Paying spousal support is often considered the price many men must pay to extricate themselves from a bad marriage. It's cynically considered the cost of doing business. While the calculations used to formulate the spousal support award amount may seem complicated, the metrics are relatively straightforward. Alimony calculations are supposed to be based upon the recipient's need for financial support, and the payer's ability to provide the financial support... typically multiplied by x-number of years. That seemingly simple formula is not so simple, when shortly after the Final Divorce Decree is entered, the pendulum swings in the other direction, and the recipient's need is reduced because of a third party off-setting the overall costs of living. That third party is usually a new boyfriend, who is suddenly living with the recipient ex-spouse, and who is consuming the spousal support that had originally been awarded for shelter, utilities, maintenance, food, etc.
This article is not going to debate the need for alimony reform, a hot topic already addressed by millions in almost every jurisdiction. Instead, I'd like to focus on what (mostly) men can do when faced with the narrow issue of "cohabitation," meaning, how can they have their alimony obligation adjusted or terminated when the recipient former spouse is clearly living with someone else, but denies doing so in order to continue to collect spousal support.
Cohabitation is the term used to describe a scenario whereby an alimony-receiving ex-spouse is living with a member of the opposite sex "in the manner of husband and wife, mutually assuming those rights and duties usually attendant upon the marriage relationship." Seems pretty simple, right? The unfortunate reality is that what demonstrates "cohabitation" is ill-defined by most Courts and vague in most Marital Settlement Agreements and Divorce Decrees. This leaves the payer ex-spouse in an unenviable weak position because the courts are loathe to terminate an alimony obligation without solid proof. The evidence needed to provide that proof is often costly, as it typically requires a hefty investment in private investigators, attorneys, and other related expenses. Often, many men in this situation conduct their own internal cost-benefit analysis, to help them make the final decision whether it's even worth pursuing.
Here's the thing: though it may grate on your last nerve, the truth is that your ex is allowed to be in a new relationship! She's allowed to bring him to family gatherings and take vacations together. She can wine and dine him, and may even buy him expensive gifts. However, the waters begin to muddy and the clearly defined lines begin to blur when the new paramour is spending so many overnights together that the cloaked relationship moves to a different level and begins to look more like a marriage than a casual romance. When his toothbrush has its own holder, when his dirty laundry is washed with hers, when the garage is filled with his boxes of memorabilia, and when he lovingly mows the lawn or watches the kids... these are all elements that may be considered when evaluating whether this new relationship has morphed into one which enjoys social, sexual and financial interdependencies, as a typical marriage. All of these things have an economic value, and the assumption is that the couple is in a mutually supportive relationship such that the need for alimony payments from someone else is reduced or extinguished.

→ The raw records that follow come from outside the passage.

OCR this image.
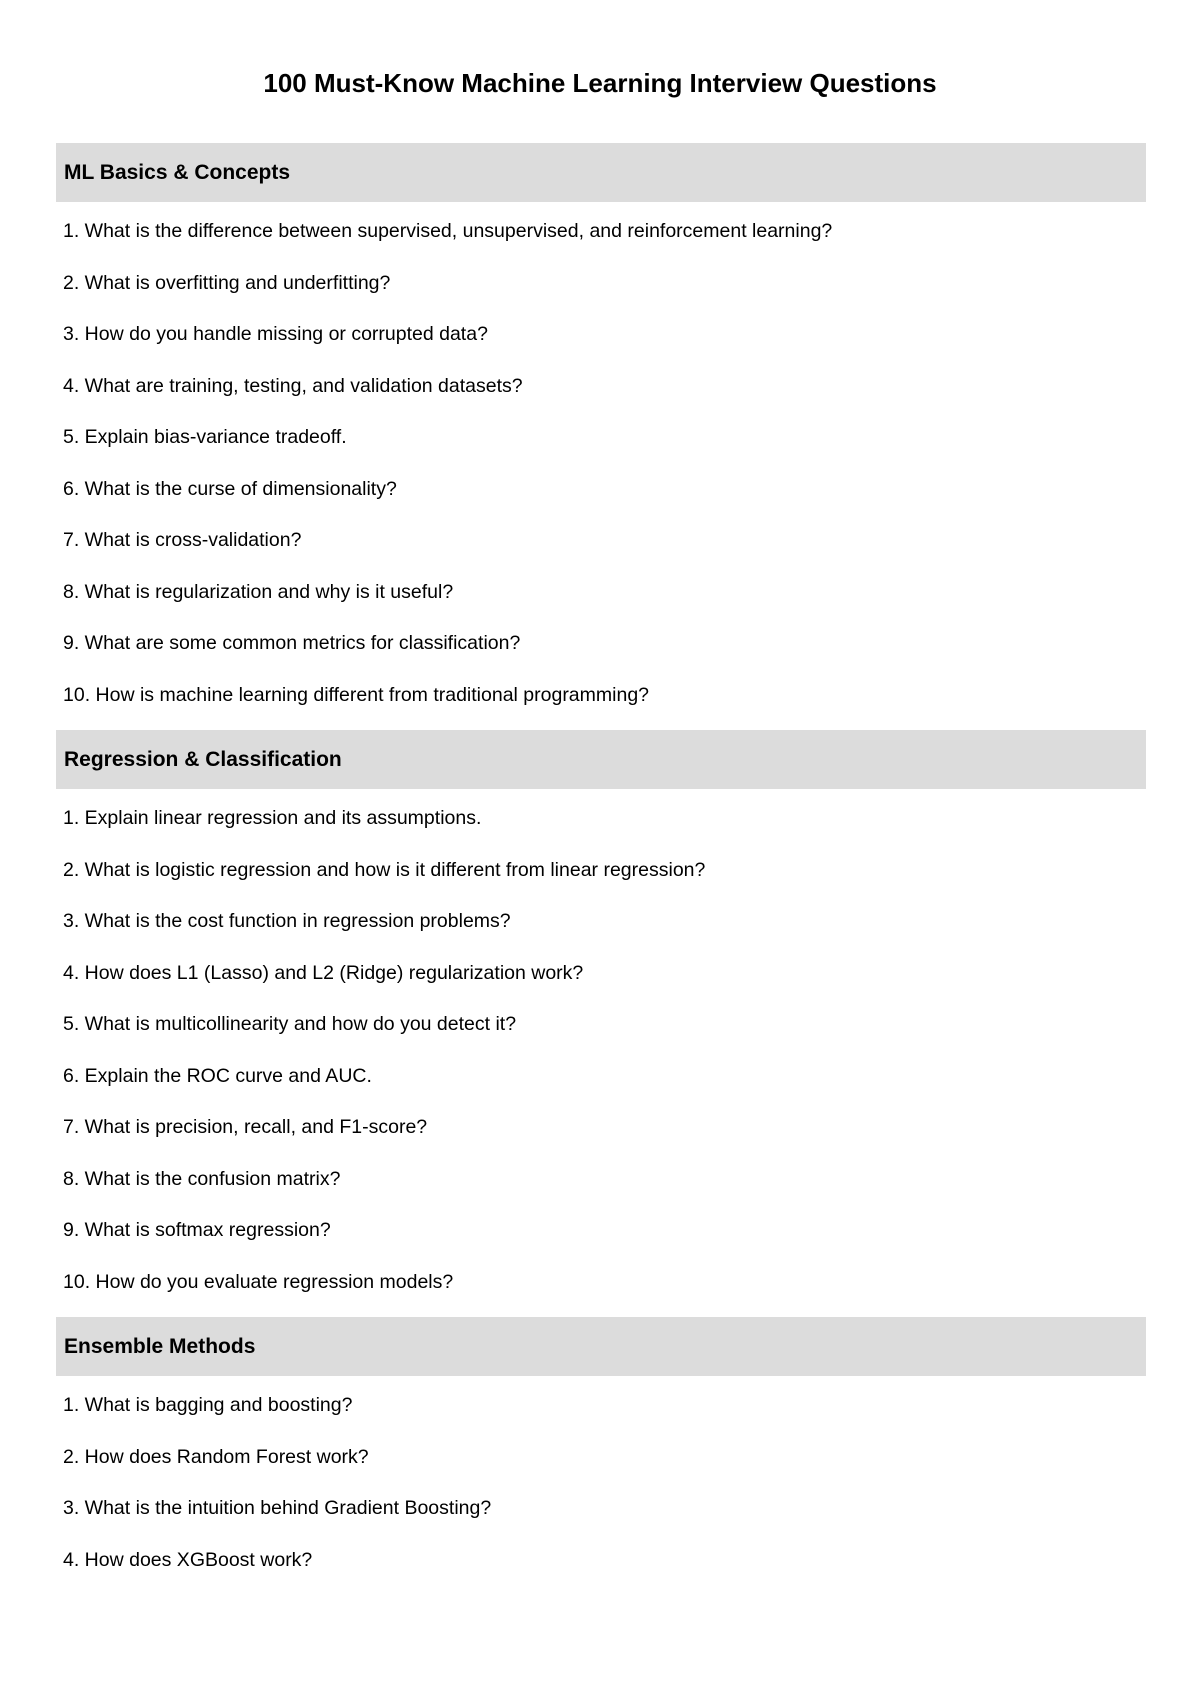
100 Must-Know Machine Learning Interview Questions
ML Basics & Concepts
1. What is the difference between supervised, unsupervised, and reinforcement learning?
2. What is overfitting and underfitting?
3. How do you handle missing or corrupted data?
4. What are training, testing, and validation datasets?
5. Explain bias-variance tradeoff.
6. What is the curse of dimensionality?
7. What is cross-validation?
8. What is regularization and why is it useful?
9. What are some common metrics for classification?
10. How is machine learning different from traditional programming?
Regression & Classification
1. Explain linear regression and its assumptions.
2. What is logistic regression and how is it different from linear regression?
3. What is the cost function in regression problems?
4. How does L1 (Lasso) and L2 (Ridge) regularization work?
5. What is multicollinearity and how do you detect it?
6. Explain the ROC curve and AUC.
7. What is precision, recall, and F1-score?
8. What is the confusion matrix?
9. What is softmax regression?
10. How do you evaluate regression models?
Ensemble Methods
1. What is bagging and boosting?
2. How does Random Forest work?
3. What is the intuition behind Gradient Boosting?
4. How does XGBoost work?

What steps can you take to prove that a cohabiting relationship exists? What evidence can you gather? Consider the following:
· Modest investment in a private investigator can result in some important information relating to household chores, outdoor maintenance, shopping routines;
· Cell tower location records (geolocation data) can cost-effectively reveal evidence suggestive of historical overnight stays going back as much as 2-3 years by tracking the whereabouts of a person's cell phone device 24/4/365;
· Social media sites such as Facebook and Instagram can reveal evidence relating to travel, religious activities, status and other social intertwinings of the relationship.
In sum, you don't need co-signatures on a lease (though that's a nice factoid for your case!) nor videos of the couple traveling to Hawaii (though matching suitcases would be interesting!). What you do need is a reasonable demonstration of that loosely, ill-defined social, sexual and financial relationship that the courts call "cohabitation," such that would give rise to a reasonable person concluding a marital-like relationship.